Why am I explaining all of this? Because we are now in a phase where we are modifying the foundations on which the product was based, and this has two main implications. I am not very concerned about the first one, but I am more concerned about the second.
The first one is about changing or increasing the scope. We are building the product in a very flexible way, very focused on short-term results, very modular, and with an eye on those foundational modules that we know will not change easily. So I am fine with whatever outcome comes from the new business direction.
The second one does not depend on how I architected the system, but is more human-centered. I work with a mixed team of professionals, but not all of them have previous experience working in startups. Maybe they feel confused or frustrated when leadership sets new priorities. I hope I can guide and support them so they do not feel disoriented. This is intrinsically related to working in a startup.
Re-architecting the Recommendation Engine
You know I have talked extensively about architecting the system, but every new finding usually means modifying the initial picture I had in mind.
Now we are facing new findings in the recommendation engine. For context, we had architected the system as follows.
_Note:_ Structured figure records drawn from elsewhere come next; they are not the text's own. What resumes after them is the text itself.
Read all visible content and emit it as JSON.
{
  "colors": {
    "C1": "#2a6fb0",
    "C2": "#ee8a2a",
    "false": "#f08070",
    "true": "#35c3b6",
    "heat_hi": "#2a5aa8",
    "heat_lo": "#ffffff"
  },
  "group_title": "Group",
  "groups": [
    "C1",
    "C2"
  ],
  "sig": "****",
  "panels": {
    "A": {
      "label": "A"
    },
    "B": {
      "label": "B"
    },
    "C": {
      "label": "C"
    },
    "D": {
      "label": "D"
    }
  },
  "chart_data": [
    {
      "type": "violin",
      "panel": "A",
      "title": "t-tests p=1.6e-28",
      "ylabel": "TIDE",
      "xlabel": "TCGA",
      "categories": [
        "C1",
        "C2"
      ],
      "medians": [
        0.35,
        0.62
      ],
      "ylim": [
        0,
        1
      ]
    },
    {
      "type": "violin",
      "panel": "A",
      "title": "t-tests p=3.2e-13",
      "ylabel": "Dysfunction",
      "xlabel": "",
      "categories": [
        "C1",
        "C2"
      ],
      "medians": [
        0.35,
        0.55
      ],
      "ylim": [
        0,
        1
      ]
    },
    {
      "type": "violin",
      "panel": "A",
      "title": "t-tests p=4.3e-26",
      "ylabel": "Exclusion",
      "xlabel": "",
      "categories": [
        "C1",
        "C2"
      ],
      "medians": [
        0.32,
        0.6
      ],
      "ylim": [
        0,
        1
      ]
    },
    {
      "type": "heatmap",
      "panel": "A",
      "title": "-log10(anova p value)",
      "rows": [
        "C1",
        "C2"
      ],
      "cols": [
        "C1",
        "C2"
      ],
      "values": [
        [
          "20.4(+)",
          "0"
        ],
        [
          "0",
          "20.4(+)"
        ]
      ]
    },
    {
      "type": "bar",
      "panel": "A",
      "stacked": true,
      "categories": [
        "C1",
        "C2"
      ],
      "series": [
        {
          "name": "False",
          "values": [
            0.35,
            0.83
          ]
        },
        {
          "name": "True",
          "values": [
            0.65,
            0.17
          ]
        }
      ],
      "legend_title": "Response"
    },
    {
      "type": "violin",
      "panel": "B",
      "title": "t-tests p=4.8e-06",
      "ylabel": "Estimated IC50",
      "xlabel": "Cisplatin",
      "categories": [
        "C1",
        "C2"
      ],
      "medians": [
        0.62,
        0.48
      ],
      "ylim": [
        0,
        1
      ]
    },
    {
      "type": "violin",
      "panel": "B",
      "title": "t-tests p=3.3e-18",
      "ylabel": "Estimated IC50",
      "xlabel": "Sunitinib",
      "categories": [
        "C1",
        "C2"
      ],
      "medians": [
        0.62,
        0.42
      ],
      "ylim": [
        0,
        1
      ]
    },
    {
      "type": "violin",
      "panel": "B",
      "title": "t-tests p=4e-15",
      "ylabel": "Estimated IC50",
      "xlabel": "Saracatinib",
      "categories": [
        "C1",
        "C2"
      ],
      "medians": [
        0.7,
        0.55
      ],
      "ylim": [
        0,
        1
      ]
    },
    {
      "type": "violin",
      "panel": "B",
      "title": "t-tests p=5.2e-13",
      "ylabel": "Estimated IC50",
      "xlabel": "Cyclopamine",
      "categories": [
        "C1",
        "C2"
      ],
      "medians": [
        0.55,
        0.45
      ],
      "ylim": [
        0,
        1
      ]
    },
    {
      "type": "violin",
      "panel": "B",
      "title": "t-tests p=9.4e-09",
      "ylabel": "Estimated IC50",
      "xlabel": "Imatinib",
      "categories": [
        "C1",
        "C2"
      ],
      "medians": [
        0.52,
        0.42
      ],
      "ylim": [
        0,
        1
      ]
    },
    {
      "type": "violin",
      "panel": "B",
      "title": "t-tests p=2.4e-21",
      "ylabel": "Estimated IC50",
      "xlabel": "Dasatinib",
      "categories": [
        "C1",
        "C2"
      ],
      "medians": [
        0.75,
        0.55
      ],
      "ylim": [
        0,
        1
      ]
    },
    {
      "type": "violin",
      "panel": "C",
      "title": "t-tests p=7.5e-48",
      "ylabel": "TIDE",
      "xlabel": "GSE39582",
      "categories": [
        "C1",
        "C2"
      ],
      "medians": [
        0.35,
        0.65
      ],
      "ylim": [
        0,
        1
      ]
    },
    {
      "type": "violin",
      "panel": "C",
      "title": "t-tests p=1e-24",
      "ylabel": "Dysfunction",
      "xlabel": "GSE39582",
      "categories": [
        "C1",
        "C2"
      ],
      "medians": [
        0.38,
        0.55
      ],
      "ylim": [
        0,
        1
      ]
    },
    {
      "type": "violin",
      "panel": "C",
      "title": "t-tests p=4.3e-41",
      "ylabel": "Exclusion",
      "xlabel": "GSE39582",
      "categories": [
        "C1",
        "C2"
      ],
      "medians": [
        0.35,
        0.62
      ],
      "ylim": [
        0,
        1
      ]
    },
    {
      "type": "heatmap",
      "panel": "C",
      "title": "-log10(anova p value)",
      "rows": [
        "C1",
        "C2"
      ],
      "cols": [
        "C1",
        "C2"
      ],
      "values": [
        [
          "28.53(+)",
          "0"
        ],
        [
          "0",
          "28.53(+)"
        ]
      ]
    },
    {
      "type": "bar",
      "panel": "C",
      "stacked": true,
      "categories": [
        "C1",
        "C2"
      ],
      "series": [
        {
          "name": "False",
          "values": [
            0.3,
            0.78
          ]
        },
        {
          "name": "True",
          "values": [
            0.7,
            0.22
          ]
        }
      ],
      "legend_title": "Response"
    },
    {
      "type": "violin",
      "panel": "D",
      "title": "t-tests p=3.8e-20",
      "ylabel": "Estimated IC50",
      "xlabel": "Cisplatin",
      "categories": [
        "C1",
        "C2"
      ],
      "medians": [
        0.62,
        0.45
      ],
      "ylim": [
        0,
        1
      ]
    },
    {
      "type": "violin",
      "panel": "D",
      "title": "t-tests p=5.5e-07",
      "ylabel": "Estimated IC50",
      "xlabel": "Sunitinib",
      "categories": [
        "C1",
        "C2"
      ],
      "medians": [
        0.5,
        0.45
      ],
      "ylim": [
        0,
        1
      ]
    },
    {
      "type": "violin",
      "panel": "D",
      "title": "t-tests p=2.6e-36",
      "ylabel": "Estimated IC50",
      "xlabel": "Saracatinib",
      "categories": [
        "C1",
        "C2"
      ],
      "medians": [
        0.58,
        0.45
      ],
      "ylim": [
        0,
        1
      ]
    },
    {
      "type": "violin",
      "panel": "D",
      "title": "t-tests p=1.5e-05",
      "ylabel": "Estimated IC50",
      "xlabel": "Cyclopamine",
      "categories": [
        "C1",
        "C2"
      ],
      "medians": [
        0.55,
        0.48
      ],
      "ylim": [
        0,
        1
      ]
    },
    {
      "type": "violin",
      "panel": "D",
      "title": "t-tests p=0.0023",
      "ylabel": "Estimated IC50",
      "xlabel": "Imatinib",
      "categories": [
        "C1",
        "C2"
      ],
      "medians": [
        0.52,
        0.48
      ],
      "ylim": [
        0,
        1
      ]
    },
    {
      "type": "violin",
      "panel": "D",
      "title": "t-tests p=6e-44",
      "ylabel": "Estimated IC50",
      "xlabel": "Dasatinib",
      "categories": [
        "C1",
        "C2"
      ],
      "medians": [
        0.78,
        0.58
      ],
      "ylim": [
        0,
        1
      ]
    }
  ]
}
We built a model-based recommendation engine. We rely on a frontier model for support, but we build our own recommendation engine from scratch. At the moment, the seed of the recommendation engine is a RAG system powered by a set of curated recommendations. In further steps, campaign results will enrich it.
But in the last few weeks, we have opened another front. Instead of focusing solely on improving the RAG and the dataset, we found that there is a better way to build a model-based recommendation engine.
Actually, it is no longer a model-based recommendation engine, but an agent-based one. This means that what powers the recommendation is an agent: an agent with context and tools, prepared to do the work for us. For that we are using a beta product from Anthropic: Managed Agents
Then, to create a competitive advantage, we will feed this agent with the RAG dataset: recommendations, campaigns, results, and so on. The idea is to beat major players like OpenAI and Anthropic by using their brains, but narrowing and distilling all that power into what our customers are looking for when they come to us.
Conclusion
In this final section, I just want to highlight the good feeling I am having after taking leadership of the ERP integration project, which, as I discussed last week, was overdue.
Now the project has a new timeline and, at least during these first two weeks, we are on time. I set very ambitious and short-term milestones to track project progress closely, and yes, it is working well. There have been a couple of issues, as always, but nothing major.
That’s all for this week. Have a very good one.